Charlotte appeared to my left, slowly taking the bandage from my hand. "Go on - third battalions just got some wounded here. Renee and Jane need extra hands."
I looked at her green-blue eyes and nodded a bit, sending a silent prayer to God that the workload wasn't horrible. It was selfish of me. It felt in my heart that it was selfish, but I sent the word to the Lord anyway. At the beginning of the war I was much more devoted to my religion - living solely off the idea that I would survive because I had God on my side. It wasn't until one of my first weeks in France that I lost all that devotion - I had watched a church, God's very temple on earth, a sanctuary for the civilians, be ruthlessly bombed.
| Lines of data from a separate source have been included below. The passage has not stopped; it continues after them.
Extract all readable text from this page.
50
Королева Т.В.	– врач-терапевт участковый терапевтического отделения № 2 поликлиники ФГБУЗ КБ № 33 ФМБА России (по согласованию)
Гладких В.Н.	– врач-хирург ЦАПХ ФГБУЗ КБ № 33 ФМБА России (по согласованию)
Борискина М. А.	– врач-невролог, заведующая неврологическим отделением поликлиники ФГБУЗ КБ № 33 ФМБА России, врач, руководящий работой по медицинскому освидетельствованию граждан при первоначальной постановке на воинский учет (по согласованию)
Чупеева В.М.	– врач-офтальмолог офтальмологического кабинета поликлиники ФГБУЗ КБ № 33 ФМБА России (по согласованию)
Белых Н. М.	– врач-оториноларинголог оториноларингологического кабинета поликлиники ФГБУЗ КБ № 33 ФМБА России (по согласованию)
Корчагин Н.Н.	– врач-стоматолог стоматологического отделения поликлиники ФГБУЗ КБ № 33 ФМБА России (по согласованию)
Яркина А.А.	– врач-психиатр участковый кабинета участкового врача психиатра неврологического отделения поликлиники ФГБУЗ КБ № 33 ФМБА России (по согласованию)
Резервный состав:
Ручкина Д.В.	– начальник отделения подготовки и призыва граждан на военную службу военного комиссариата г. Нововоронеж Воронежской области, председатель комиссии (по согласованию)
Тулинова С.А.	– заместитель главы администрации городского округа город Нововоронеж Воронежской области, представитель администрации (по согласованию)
I thought to myself, 'Lord, how can there be such horrible suffering in your domain?' Though I knew the answer, I couldn't help but be upset with the sovereign. If I was anyone else, I would have walked my way up to myself and said 'we were given free will, this suffering is not the lords doing.' But I was tired of hearing it from myself. I was tired of consoling myself of my unfaithfulness. So I fell from my religion. I stopped reading the bible; but I could never break the habit of prayer. Praying even though I had no semblance of belief left - just in case they were received by anyone, anyone at all.
He doesn't exist.
I'll focus on my faith again after the war.
When I walked up the main stairs I was met with yelling orders, men screaming, rushing around and chaos. I tried to clear my mind through its cadence, but their voices mixed and boomed at just the right frequency that I could hardly tell where my name was being called from. I walked blindly through the crowd, dodging stretchers, empty and full alike, in hopes that somehow I would meet whoever was calling my name. It was Jane - the young brunette was in a panic, trying her very best to tend to a man with multiple bullet wounds, their whereabouts evident through the concentrated blood on his tunic.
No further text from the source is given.